これは皮算用なので、実際の人生をこの通りに乗り切るのは難しいです。人の生死を人間がコントロールすることは不可能ですから、うっかり作りすぎてしまったり、不慮の事故で亡くしてしまったり、様々なリスクがつきまといます。特に危険なのがギリギリの人数しか用意していないのに、突然亡くなってしまうことです。そこから慌てて子作りしても20年のギャップは埋まりません。足りないよりは余った方がいいので、可能な限り多めに子供を残します。

このように親は保険をかけて多めに子供を育てますが、それが子供にとっての幸せとは限りません。家を現状維持で保つための二人の子供までは農村で暮らしていけますが、三人目の子供からは農村では生きて行くことができません。なぜなら、彼らが所帯を持って子供を養うと、確実に人口が増加してしまうので、家の所得(一定の面積の田んぼから収穫できる米)だけでは生計を維持していけなくなるからです。

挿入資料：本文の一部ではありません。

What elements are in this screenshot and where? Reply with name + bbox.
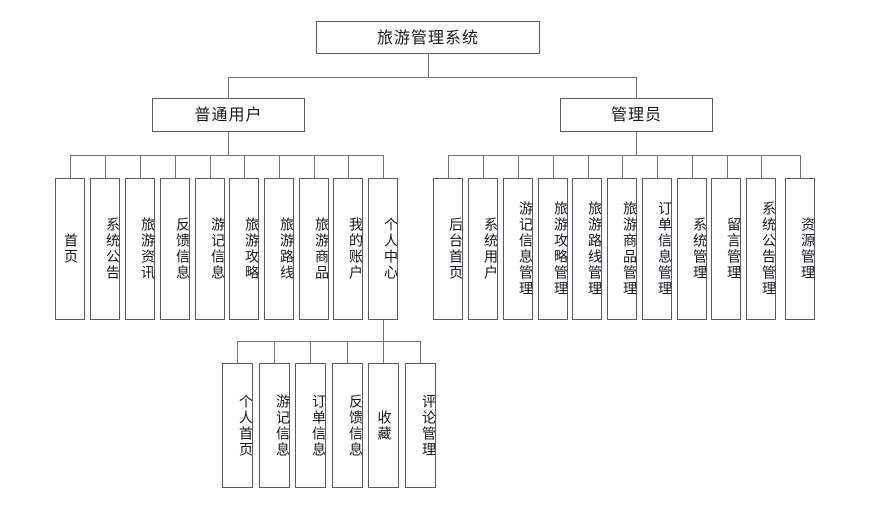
edge-user-drop-4 [175, 155, 176, 178]
node-admin-child-3-label: 游记信息管理 [517, 201, 533, 297]
edge-personal-center-stem [383, 320, 384, 342]
node-user-child-9[interactable]: 我的账户 [333, 178, 363, 320]
node-user-child-2-label: 系统公告 [104, 217, 120, 281]
node-root-label: 旅游管理系统 [376, 27, 479, 47]
node-pc-child-2[interactable]: 游记信息 [259, 363, 290, 488]
node-user-child-7-label: 旅游路线 [278, 217, 294, 281]
edge-admin-drop-3 [518, 155, 519, 178]
node-pc-child-2-label: 游记信息 [274, 393, 290, 458]
edge-user-drop-2 [105, 155, 106, 178]
node-user-child-5[interactable]: 游记信息 [195, 178, 225, 320]
edge-admin-drop-8 [692, 155, 693, 178]
node-user-child-9-label: 我的账户 [347, 217, 363, 281]
edge-admin-drop-11 [800, 155, 801, 178]
node-admin-child-4-label: 旅游攻略管理 [552, 201, 568, 297]
node-admin-child-5-label: 旅游路线管理 [586, 201, 602, 297]
node-admin-child-11-label: 资源管理 [799, 217, 815, 281]
node-user-child-5-label: 游记信息 [209, 217, 225, 281]
node-user-child-6-label: 旅游攻略 [243, 217, 259, 281]
node-root[interactable]: 旅游管理系统 [316, 21, 540, 54]
node-pc-child-1-label: 个人首页 [237, 393, 253, 458]
node-pc-child-6-label: 评论管理 [420, 393, 436, 458]
node-user-child-4[interactable]: 反馈信息 [160, 178, 190, 320]
node-administrator[interactable]: 管理员 [560, 98, 713, 132]
edge-level2-bar [228, 77, 636, 78]
edge-pc-drop-6 [420, 341, 421, 363]
node-admin-child-8[interactable]: 系统管理 [677, 178, 707, 320]
edge-pc-drop-2 [274, 341, 275, 363]
node-pc-child-3-label: 订单信息 [310, 393, 326, 458]
edge-root-stem [428, 54, 429, 78]
edge-admin-drop-7 [657, 155, 658, 178]
edge-level2-drop-user [228, 77, 229, 98]
edge-admin-drop-6 [622, 155, 623, 178]
node-pc-child-5-label: 收藏 [375, 409, 392, 442]
node-user-child-10-personal-center[interactable]: 个人中心 [368, 178, 398, 320]
edge-admin-drop-9 [727, 155, 728, 178]
edge-user-drop-9 [348, 155, 349, 178]
node-admin-child-5[interactable]: 旅游路线管理 [572, 178, 602, 320]
edge-pc-drop-5 [383, 341, 384, 363]
node-user-child-2[interactable]: 系统公告 [90, 178, 120, 320]
edge-user-bar [70, 155, 383, 156]
node-user-child-3[interactable]: 旅游资讯 [125, 178, 155, 320]
node-admin-child-2[interactable]: 系统用户 [468, 178, 498, 320]
edge-user-drop-10 [383, 155, 384, 178]
node-admin-child-7[interactable]: 订单信息管理 [642, 178, 672, 320]
node-admin-child-10-label: 系统公告管理 [760, 201, 776, 297]
node-user-child-1-label: 首页 [62, 233, 78, 265]
node-pc-child-6[interactable]: 评论管理 [405, 363, 436, 488]
edge-user-drop-6 [244, 155, 245, 178]
node-admin-child-11[interactable]: 资源管理 [785, 178, 815, 320]
node-regular-user[interactable]: 普通用户 [152, 98, 305, 132]
edge-pc-drop-3 [310, 341, 311, 363]
edge-admin-drop-4 [553, 155, 554, 178]
edge-admin-stem [636, 132, 637, 155]
edge-user-drop-7 [279, 155, 280, 178]
node-user-child-7[interactable]: 旅游路线 [264, 178, 294, 320]
edge-user-drop-3 [140, 155, 141, 178]
edge-admin-drop-2 [483, 155, 484, 178]
node-admin-child-9[interactable]: 留言管理 [711, 178, 741, 320]
edge-personal-center-bar [237, 341, 420, 342]
node-pc-child-1[interactable]: 个人首页 [222, 363, 253, 488]
node-pc-child-4-label: 反馈信息 [347, 393, 363, 458]
edge-level2-drop-admin [636, 77, 637, 98]
node-admin-child-7-label: 订单信息管理 [656, 201, 672, 297]
edge-user-stem [228, 132, 229, 155]
node-user-child-8-label: 旅游商品 [313, 217, 329, 281]
node-administrator-label: 管理员 [610, 105, 662, 125]
node-user-child-10-label: 个人中心 [382, 217, 398, 281]
node-user-child-6[interactable]: 旅游攻略 [229, 178, 259, 320]
edge-user-drop-5 [210, 155, 211, 178]
edge-admin-drop-5 [588, 155, 589, 178]
node-pc-child-5[interactable]: 收藏 [368, 363, 399, 488]
node-user-child-1[interactable]: 首页 [55, 178, 85, 320]
node-admin-child-10[interactable]: 系统公告管理 [746, 178, 776, 320]
node-admin-child-1[interactable]: 后台首页 [433, 178, 463, 320]
node-pc-child-3[interactable]: 订单信息 [295, 363, 326, 488]
node-user-child-4-label: 反馈信息 [174, 217, 190, 281]
node-admin-child-9-label: 留言管理 [725, 217, 741, 281]
node-admin-child-8-label: 系统管理 [691, 217, 707, 281]
node-admin-child-1-label: 后台首页 [447, 217, 463, 281]
node-user-child-3-label: 旅游资讯 [139, 217, 155, 281]
edge-admin-drop-1 [448, 155, 449, 178]
edge-admin-drop-10 [761, 155, 762, 178]
node-admin-child-6[interactable]: 旅游商品管理 [607, 178, 637, 320]
node-admin-child-2-label: 系统用户 [482, 217, 498, 281]
node-admin-child-4[interactable]: 旅游攻略管理 [538, 178, 568, 320]
node-admin-child-3[interactable]: 游记信息管理 [503, 178, 533, 320]
edge-admin-bar [448, 155, 800, 156]
edge-pc-drop-1 [237, 341, 238, 363]
edge-pc-drop-4 [347, 341, 348, 363]
node-regular-user-label: 普通用户 [194, 105, 263, 125]
edge-user-drop-1 [70, 155, 71, 178]
node-user-child-8[interactable]: 旅游商品 [299, 178, 329, 320]
node-pc-child-4[interactable]: 反馈信息 [332, 363, 363, 488]
edge-user-drop-8 [314, 155, 315, 178]
node-admin-child-6-label: 旅游商品管理 [621, 201, 637, 297]
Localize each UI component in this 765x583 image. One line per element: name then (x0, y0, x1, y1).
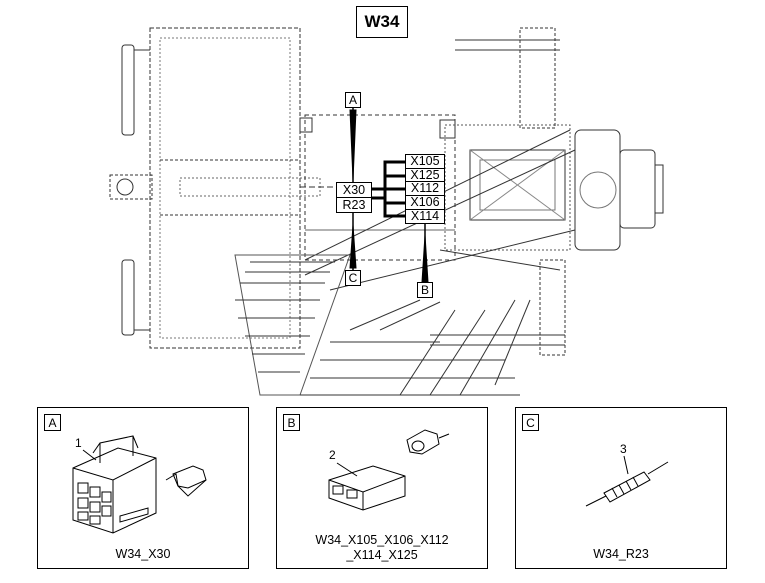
detail-panel-c: C 3 W34_R23 (515, 407, 727, 569)
detail-panel-a: A 1 W34_X30 (37, 407, 249, 569)
connector-label-x114: X114 (405, 209, 445, 224)
connector-housing-multi-illustration (328, 429, 450, 511)
panel-tag-b: B (283, 414, 300, 431)
panel-caption-a: W34_X30 (115, 547, 171, 561)
detail-panel-b: B 2 W34_X105_X106_X112 _X114_X125 (276, 407, 488, 569)
callout-number-2: 2 (329, 448, 336, 462)
connector-housing-x30-illustration (72, 435, 207, 534)
connector-label-x112: X112 (405, 181, 445, 196)
connector-label-x30: X30 (336, 182, 372, 198)
panel-tag-a: A (44, 414, 61, 431)
panel-caption-c: W34_R23 (593, 547, 649, 561)
resistor-r23-illustration (585, 455, 669, 507)
panel-tag-c: C (522, 414, 539, 431)
callout-number-3: 3 (620, 442, 627, 456)
callout-number-1: 1 (75, 436, 82, 450)
connector-label-x125: X125 (405, 168, 445, 183)
diagram-title: W34 (356, 6, 408, 38)
connector-label-x105: X105 (405, 154, 445, 169)
connector-label-x106: X106 (405, 195, 445, 210)
panel-caption-b-line1: W34_X105_X106_X112 (315, 533, 449, 547)
connector-label-r23: R23 (336, 197, 372, 213)
view-tag-a: A (345, 92, 361, 108)
view-tag-c: C (345, 270, 361, 286)
view-tag-b: B (417, 282, 433, 298)
panel-caption-b-line2: _X114_X125 (346, 548, 418, 562)
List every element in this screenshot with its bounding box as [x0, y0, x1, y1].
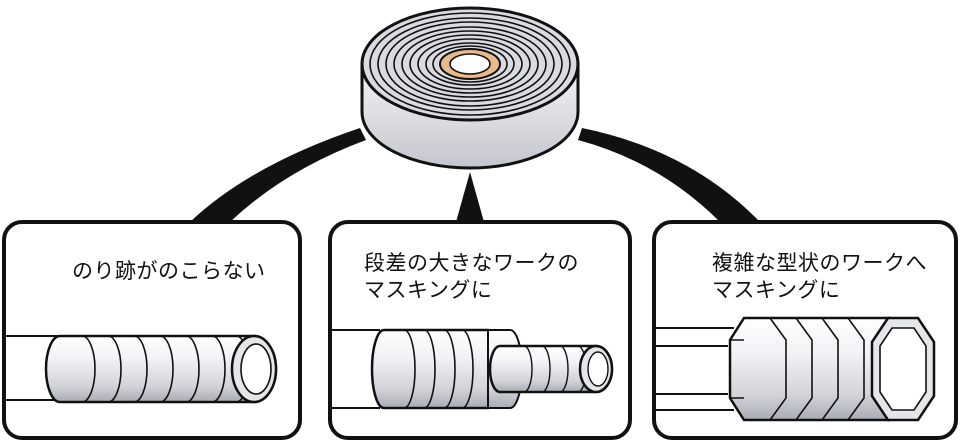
panel-2-caption-line-2: マスキングに [364, 278, 493, 302]
connector-left [190, 128, 366, 222]
pipe-illustration-3 [654, 316, 936, 422]
panel-2-caption-line-1: 段差の大きなワークの [364, 251, 579, 275]
pipe-illustration-2 [330, 328, 614, 410]
panel-1-caption: のり跡がのこらない [72, 258, 266, 285]
pipe-illustration-1 [4, 334, 278, 404]
tape-roll-illustration [360, 6, 580, 170]
panel-1-caption-line-1: のり跡がのこらない [72, 259, 266, 283]
connector-center [456, 172, 484, 222]
panel-3-caption-line-1: 複雑な型状のワークへ [712, 251, 927, 275]
panel-2-caption: 段差の大きなワークの マスキングに [364, 250, 579, 304]
panel-3-caption-line-2: マスキングに [712, 278, 841, 302]
panel-3-caption: 複雑な型状のワークへ マスキングに [712, 250, 927, 304]
panel-frame-1 [2, 220, 302, 440]
connector-right [578, 128, 760, 222]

こうやって余ってしまった子供は運良く農村にとどまることができても結婚は許されず、兄の家で一生下働き(冷や飯ぐらいの三男坊? )することになります。それすら叶わない、あるいはそれを許容できない者は村を出ることになります。こういう不幸なはみ出し者は、世の中が急速に発展した時ほど多く生み出されます。親の世代は多くの余剰を生み出しても、それが次世代まで続くわけではないからです。皮肉なことに、社会は安定するほど不安定になるのです。

田んぼで農業をしない者は非人である。彼らは卑しい身分である。

このように蔑視しされる時代はあったかもしれないですが、被差別民とは悪くも卑しくもなく、ただ農村からこぼれてしまった人となります。

こうやって村を出された若者が、何の後ろ盾のないまま街に出ても、そこは冷たい実力社会ですから激しい競争にさらされます。
こうやって行き場を失った人たちが命をかけて競争するのが都市です。命がかかっているのですから、都市が生み出す文化が華やかなのは当然でしょう。そこでしたたかに生き残っている人たちが魅力的であるのも当然でしょう。この花の蜜に吸い寄せられて農村を捨てて都会に出る若者もいたことでしょう。こうやって甘い匂いで人を集めて競争させて淘汰させるのが都市です。

身勝手な理屈で人を捨ててしまうのが農村の恐ろしさで、容赦なくふるいにかけて人を淘汰するのが都会の恐ろしさ、と言うことになるでしょうか。